August 14, 2019
For full passage click: Psalm 80:1-2, 8-19 … “The boar from the forest ravages it, and all that move in the field feed on it.” vs. 13
In 1520, Pope Leo X quoted from this Psalm in a papal bull called Exsurge Domine in which he officially condemned Martin Luther and 41 of his teachings. According to Leo, Luther was a wild boar from the wilderness of Germany who was ravaging the Church, the choice vineyard of the Lord. When Luther received the bull, he burned it and the Lutheran heresy continued to spread. Leo was not wrong in comparing the Church to the vineyard of the Lord. It’s a solid biblical metaphor, one that was first applied to Israel. His error was in thinking that Luther’s intention was to destroy the Church.
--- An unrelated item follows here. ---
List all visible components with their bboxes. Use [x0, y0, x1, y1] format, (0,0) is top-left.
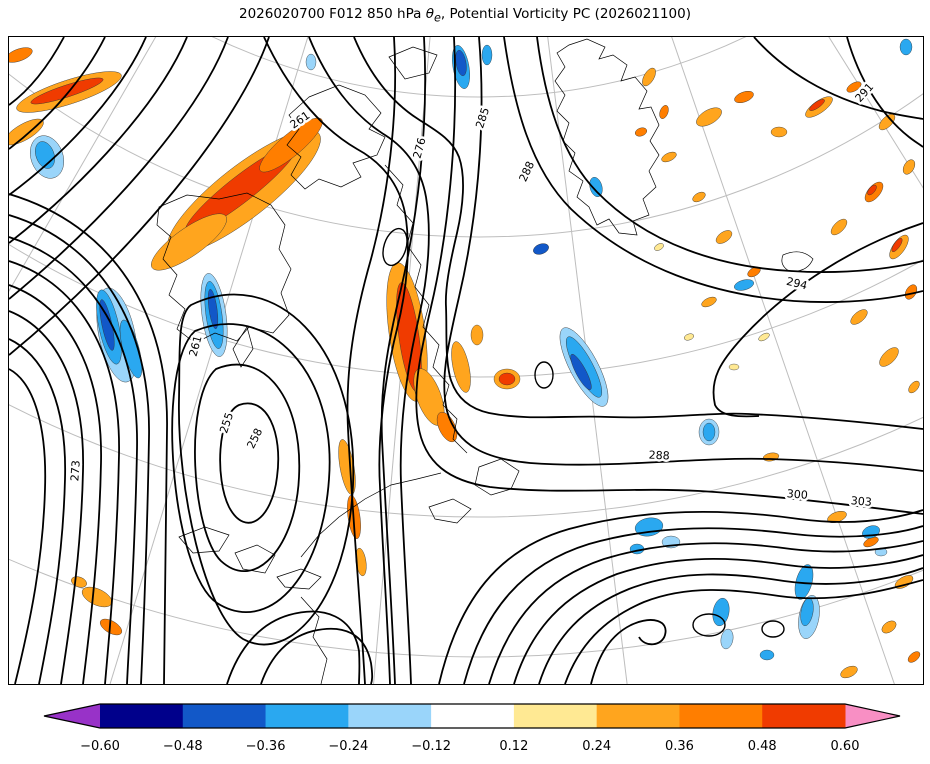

Luther loved the Church, but he also hated the abuses that had become a part of its structure and that were threatening its foundation. We can empathize a bit with Leo X. When a person is deeply entrenched in the organization of the Church it’s hard to hear any criticism without perceiving it as a threat. That even happens in our congregations. Critics are treated as enemies and are often ignored or ostracized. But sometimes, those who speak most negatively about what is happening in the community of faith, are those who love it the most. For some, it’s their special calling from God. They are prophets among us, and their words can be the beginning of reformation.
Thought for the Day: How are critics treated in my congregation or church?